First let consider for any horizontal velocity Vx
The vertical componenet Vy will be minimum when it reduces to 0 at the top most point of tower of height 2H
So the maximum height reached is equal to 2H for this projectile motion.
the second relation can be drawn by the fact that in the time ... Vx covers √3 H ... Vy covers 2H-H = H
I think this will solve the problem.
33
Abhishek Priyam
·2008-10-17 09:22:38
if u r throwing to a pole h m high d distance away does min velocity is when vy=0 at pole top?
1
skygirl
·2008-10-17 19:02:17
the constraint here should be that the ball surpasses the smaller tower n not that max height is 2H....
1
skygirl
·2008-10-17 22:31:35
wont the ans depend upon the dist of the point from the foot of the small tower, from whr the ball is thrown...
the ans i got is dependent on it...
1
skygirl
·2008-10-17 22:39:46
its like.....
if the point of projection is x dist away from small tower..
one point on parabola is (x,H) and the other one is (x+√3H,2H)...
then we apply trajectory equation to both..
we get a quad equation in tanθ(θ=angle of projection)...

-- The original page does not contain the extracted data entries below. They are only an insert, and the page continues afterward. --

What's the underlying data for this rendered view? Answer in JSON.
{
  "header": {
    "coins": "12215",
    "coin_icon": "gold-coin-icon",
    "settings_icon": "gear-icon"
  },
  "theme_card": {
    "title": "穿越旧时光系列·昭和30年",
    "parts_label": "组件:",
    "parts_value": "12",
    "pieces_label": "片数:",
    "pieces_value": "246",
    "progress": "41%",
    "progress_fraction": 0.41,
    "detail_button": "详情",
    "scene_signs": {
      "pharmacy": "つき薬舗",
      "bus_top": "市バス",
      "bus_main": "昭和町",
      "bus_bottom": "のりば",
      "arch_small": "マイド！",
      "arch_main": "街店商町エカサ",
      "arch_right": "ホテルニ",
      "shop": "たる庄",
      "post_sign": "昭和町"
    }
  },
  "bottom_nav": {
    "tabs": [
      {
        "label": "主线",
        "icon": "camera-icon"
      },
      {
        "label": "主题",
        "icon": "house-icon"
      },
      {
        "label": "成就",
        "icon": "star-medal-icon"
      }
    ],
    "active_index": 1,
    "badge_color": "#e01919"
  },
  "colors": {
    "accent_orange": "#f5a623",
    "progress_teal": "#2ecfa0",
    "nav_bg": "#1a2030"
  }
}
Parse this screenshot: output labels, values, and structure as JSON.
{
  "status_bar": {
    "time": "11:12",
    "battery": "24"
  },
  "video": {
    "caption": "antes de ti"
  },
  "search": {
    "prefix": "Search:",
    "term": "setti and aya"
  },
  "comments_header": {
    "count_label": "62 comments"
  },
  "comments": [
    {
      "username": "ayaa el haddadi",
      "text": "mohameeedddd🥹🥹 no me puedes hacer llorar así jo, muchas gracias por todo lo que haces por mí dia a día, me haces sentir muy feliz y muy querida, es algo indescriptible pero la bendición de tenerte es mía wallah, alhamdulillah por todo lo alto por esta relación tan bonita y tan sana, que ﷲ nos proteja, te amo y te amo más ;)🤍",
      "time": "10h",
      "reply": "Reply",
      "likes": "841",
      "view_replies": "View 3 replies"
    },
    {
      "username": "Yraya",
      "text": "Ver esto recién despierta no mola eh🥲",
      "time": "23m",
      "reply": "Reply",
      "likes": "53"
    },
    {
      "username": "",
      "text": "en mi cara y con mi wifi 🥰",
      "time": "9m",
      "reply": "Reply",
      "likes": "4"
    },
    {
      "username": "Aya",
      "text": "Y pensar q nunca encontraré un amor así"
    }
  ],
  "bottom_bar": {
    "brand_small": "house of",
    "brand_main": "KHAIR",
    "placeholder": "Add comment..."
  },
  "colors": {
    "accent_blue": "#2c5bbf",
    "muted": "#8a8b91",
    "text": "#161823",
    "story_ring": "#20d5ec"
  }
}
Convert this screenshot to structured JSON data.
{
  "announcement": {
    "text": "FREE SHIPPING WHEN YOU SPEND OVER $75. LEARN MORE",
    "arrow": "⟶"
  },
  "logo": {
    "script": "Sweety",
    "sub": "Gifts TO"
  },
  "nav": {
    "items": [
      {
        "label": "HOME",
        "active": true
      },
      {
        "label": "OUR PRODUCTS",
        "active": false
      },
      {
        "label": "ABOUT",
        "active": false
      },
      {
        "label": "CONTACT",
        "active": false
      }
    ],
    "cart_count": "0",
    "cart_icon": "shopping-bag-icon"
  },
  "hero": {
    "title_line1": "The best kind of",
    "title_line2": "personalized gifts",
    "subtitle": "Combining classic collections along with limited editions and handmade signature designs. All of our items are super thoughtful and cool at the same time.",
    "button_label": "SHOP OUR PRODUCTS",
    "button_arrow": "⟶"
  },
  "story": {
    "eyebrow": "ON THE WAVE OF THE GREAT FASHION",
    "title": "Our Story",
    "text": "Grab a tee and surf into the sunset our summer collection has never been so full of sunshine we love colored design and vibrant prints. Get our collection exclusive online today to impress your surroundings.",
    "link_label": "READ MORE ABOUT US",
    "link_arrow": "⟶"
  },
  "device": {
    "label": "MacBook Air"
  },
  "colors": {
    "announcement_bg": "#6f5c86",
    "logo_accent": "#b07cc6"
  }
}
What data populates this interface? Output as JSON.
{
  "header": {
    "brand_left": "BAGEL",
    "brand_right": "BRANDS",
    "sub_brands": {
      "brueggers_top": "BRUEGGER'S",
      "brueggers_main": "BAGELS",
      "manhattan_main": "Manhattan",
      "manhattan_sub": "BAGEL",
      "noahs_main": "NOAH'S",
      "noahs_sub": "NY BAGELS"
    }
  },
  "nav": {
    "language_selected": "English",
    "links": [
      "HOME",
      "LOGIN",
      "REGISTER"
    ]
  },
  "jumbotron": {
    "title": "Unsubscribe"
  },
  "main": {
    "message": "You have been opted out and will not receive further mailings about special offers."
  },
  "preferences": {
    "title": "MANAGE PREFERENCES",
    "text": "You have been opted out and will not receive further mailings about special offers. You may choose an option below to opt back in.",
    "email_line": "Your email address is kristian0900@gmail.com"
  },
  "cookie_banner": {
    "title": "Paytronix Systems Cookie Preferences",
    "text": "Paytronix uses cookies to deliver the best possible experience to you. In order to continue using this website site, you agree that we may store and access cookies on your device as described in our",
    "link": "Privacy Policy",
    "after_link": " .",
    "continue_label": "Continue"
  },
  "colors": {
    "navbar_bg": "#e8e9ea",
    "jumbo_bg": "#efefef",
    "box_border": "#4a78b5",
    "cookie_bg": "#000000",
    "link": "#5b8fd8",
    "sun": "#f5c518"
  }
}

in this eqn we just find D>=0 for real u(initial vel.)..
for min u, D=0.
33
Abhishek Priyam
·2008-10-18 02:09:51
No distance frm the tower and θ would be fixed for min velocity......
Try it i will post the soln tommrow
1
skygirl
·2008-10-18 19:07:24
arrey wat a weird ans!!!!
i am getting u=√2gH !!!!!
33
Abhishek Priyam
·2008-10-19 07:00:49
first consider throw frm small tower to long one.
Rmax = u2/g(1+sinθ) and this u is min for a given R so
2H = umin/g(1+sinθ) now umin is found now apply energy conservation at top os small tower and ground......